Third choice: The Imitation Game, directed by Morten Tyldum and starring Benedict Cumberbatch as Alan Turing, OBE, the Nazi code breaker.


Fourth place: American Sniper, which made the solitary reporter feel that he was right in there fighting the Second Iraq War.


Fifth: Whiplash, in which J.K. Simmons should win for Best Supporting Actor for his portrayal of the music teacher everybody loves to hate.


Sixth: Birdman, because the solitary reporter doesn’t watch Batman movies.


Seventh: The Grand Budapest Hotel, mostly because Tilda Swinton plays Madame Céline Villeneuve "Madame D" Desgoffe und Taxis.


Last place in the solitary reporter’s estimation goes to Boyhood, Richard Linklater’s lackluster two hour forty-four minute tribute to adolescent ennui.
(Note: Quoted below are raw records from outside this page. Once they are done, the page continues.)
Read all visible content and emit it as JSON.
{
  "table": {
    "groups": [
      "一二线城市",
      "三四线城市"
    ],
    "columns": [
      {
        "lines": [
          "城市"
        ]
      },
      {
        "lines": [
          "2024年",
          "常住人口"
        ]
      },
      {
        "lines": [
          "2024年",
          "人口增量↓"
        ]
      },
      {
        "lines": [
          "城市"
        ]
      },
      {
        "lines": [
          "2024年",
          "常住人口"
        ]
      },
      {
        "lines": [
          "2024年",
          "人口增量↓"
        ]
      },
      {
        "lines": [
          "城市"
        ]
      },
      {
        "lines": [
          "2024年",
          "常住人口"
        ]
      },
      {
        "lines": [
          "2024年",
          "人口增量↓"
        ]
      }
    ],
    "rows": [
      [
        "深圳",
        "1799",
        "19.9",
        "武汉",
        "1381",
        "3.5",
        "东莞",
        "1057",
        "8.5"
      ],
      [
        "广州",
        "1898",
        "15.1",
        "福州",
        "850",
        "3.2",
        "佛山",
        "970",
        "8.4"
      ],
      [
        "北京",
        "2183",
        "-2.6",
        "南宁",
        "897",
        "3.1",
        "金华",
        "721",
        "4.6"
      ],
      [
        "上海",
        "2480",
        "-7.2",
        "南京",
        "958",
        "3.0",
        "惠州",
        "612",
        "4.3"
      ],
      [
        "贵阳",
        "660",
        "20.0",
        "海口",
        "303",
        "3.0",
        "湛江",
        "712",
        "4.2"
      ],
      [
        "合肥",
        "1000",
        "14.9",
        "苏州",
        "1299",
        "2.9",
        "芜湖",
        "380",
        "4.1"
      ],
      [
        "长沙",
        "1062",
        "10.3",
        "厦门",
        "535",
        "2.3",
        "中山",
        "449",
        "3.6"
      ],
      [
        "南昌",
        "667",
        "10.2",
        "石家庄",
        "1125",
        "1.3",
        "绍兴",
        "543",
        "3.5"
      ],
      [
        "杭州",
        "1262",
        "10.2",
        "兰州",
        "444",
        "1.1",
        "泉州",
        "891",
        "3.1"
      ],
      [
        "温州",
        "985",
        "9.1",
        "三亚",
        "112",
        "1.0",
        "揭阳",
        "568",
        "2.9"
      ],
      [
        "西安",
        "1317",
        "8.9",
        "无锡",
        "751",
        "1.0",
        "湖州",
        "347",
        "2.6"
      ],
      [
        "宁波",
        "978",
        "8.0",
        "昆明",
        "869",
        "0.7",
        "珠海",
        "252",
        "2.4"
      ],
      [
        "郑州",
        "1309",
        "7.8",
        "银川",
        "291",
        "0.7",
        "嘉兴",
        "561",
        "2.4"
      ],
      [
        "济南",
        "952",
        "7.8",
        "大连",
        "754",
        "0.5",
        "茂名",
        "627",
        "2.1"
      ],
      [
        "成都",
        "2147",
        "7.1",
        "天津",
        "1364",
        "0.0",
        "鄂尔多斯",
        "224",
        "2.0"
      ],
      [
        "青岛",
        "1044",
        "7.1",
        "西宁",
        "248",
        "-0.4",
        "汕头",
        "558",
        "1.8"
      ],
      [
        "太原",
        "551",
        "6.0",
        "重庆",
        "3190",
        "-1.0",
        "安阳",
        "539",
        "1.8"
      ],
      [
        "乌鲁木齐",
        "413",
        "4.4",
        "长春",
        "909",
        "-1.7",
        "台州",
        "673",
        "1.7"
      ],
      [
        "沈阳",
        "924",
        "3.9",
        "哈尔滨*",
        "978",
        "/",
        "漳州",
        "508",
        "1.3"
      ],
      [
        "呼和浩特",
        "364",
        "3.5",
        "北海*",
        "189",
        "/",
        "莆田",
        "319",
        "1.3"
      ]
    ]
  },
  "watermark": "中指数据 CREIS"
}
It was the solitary reporter who, last year, was solely responsible for the selection of the Best Picture award for Twelve Years A Slave. Offstage, after the winners were announced, the solitary reporter confessed to Associate Solitary Reporter Lewis Thompson that, even though director Steve McQueen's Twelve Years A Slave is excruciatingly arduous to watch because of the lavish depictions of cruelty, he wanted Twelve Years A Slave to win “for purely political reasons,” which is why, this year, Selma will win.